This entry is part 02 of 44 in the series Breast Cancer Posts

By the Monday following my mammogram appointment, I had a diagnosis of cancer.

The result of this was things kicked into high gear on the VA’s end of things. Within a week, I got to see my surgeon. I think I got really lucky with this appointment. I saw him on a day he usually doesn’t see patients, right after a meeting. His Physician’s Assistant left the meeting early, and we spent about twenty or so minutes with her alone, outlining what to expect of the visit with the surgeon. I remember her first name was Robyn (could have misspelled it). When my surgeon, Dr. Savarise, joined us, my mom, who’d accompanied me to the meeting, started asking him questions she hadn’t gotten to with his assistant. He spent at least forty-five minutes to an hour with us. During his visit, he detailed the procedures I’d be undergoing in surgery, helped us with any questions we had, and generally eased my mind a great deal with his willingness to sit there and be pestered. I feel I wouldn’t have gotten this time if it had been a typical clinic day for him, and he was able to assure me he did this procedure every day up at Huntsman Cancer Institute. That reassured me a great deal, along with his physical appearance: dark hair greying at the temples, crinkles around the corners of his eyes. He’s not some young doc coming in and telling me what’s going to happen, he’s someone who is experienced and knows all the variables which may be expected during such a procedure. By the time he left me to finish up with Robyn, I felt very confident in his abilities and comforted by his patient and informative character.
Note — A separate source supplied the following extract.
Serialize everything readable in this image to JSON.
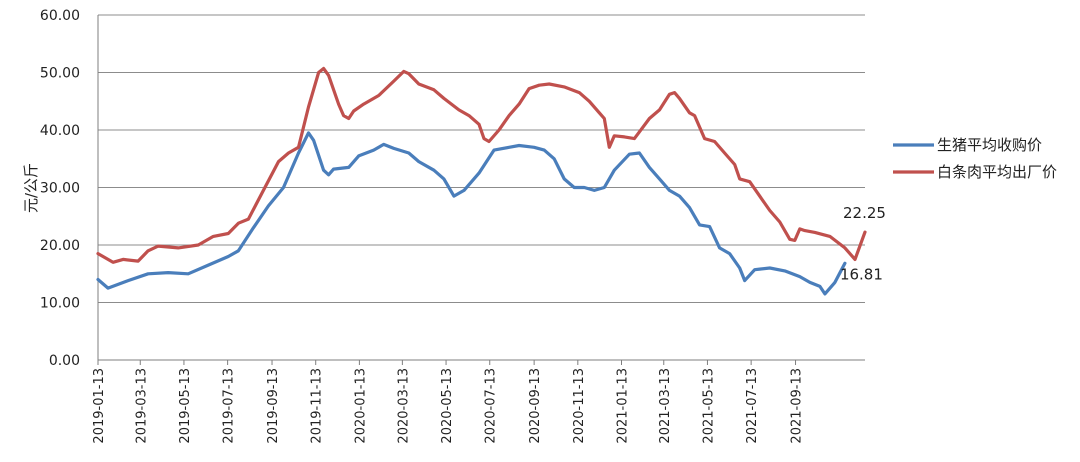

After the meeting, Robyn gave me a Guide to Your Surgical Experience flier and a red day-glow list of places in the hospital to visit prior to my surgery, preferably the next day. As I had to see the Oncologist the next afternoon, I went to the VA early to perform this errand run. I also happened to be able to get my flu shot since the VA had them available and I had the time; the last thing I’ll need later on this fall is to come down with the flu in the middle of chemotherapy. Then, all errands done, I waited out in the main lobby for Mom to join me for my Oncology appointment.

Mom and I arrived at the Oncology department a little before the appointed time of Noon. After we were shown to a room with a hospital bed (covered in fresh pee pads for some reason), we waited for approximately half an hour. The Oncologist who arrived was not the one we actually had been told we were to meet, but someone else. I’ve forgotten her name. She sat with us for about half an hour or so and talked with us, explaining the differences between Stage and Grade and what my likely path through cancer treatment was to be. When she finished, she hunted down the woman I’d been told we would meet, who popped in for about thirty seconds before hurrying off to wherever she needed to be. Then the first Oncologist went off to find the head Oncologist.

Now, here, I’d like to say that when I got back from my appointment with the Oncologists, I wasn’t in any way ready to discuss much about it. I was, however, willing to talk about the people I’d met, and I likened them to various animals, much to the amusement of my writing friends at Forward Motion for Writers. All my chat friends were in, and I likened the head Oncologist to a contented cat. I cannot imagine him ever rushing anywhere, though I’m sure he does on occasion when necessary, but he was so laid back, spoke so quietly and calmly and with a kind of peacefulness that I felt very comfortable and comforted in his presence. It was quite an experience speaking with him and being examined by him; I felt very at peace and calm with him there, as if his presence was guarantee nothing wrong would happen either before, during, or after my cancer care. Someone commented I’d better not liken any of my Oncologists to a bird, and I said I’d liken the one Mom and I sat and talked with a while as one, but she was the kind of bird who sits in a tree and sings. Not at all concerned with rushing off onto another appointment. The one I was supposed to meet, and who I actually saw for only about thirty seconds, I likened to a squirrel—busy-busy and rushing off to her next meeting or duty. I was pleased to hear the birdlike Oncologist would be my primary caregiver. She had a manner which was comforting as well, and I felt very confident in her wisdom and knowledge of cancer care by the end of the meeting.

As of this date, Saturday, 28 Sept 2013, my surgical appointment is set for 11 AM on Monday, 30 Sept 2013. I am somewhat nervous, but want this cancer out so I can begin the rest of my treatment. My next cancer-related appointment is for Thursday, 17 Oct 2013, when I see the Oncologist for a follow-up and hopefully to begin at least planning my chemotherapy appointments.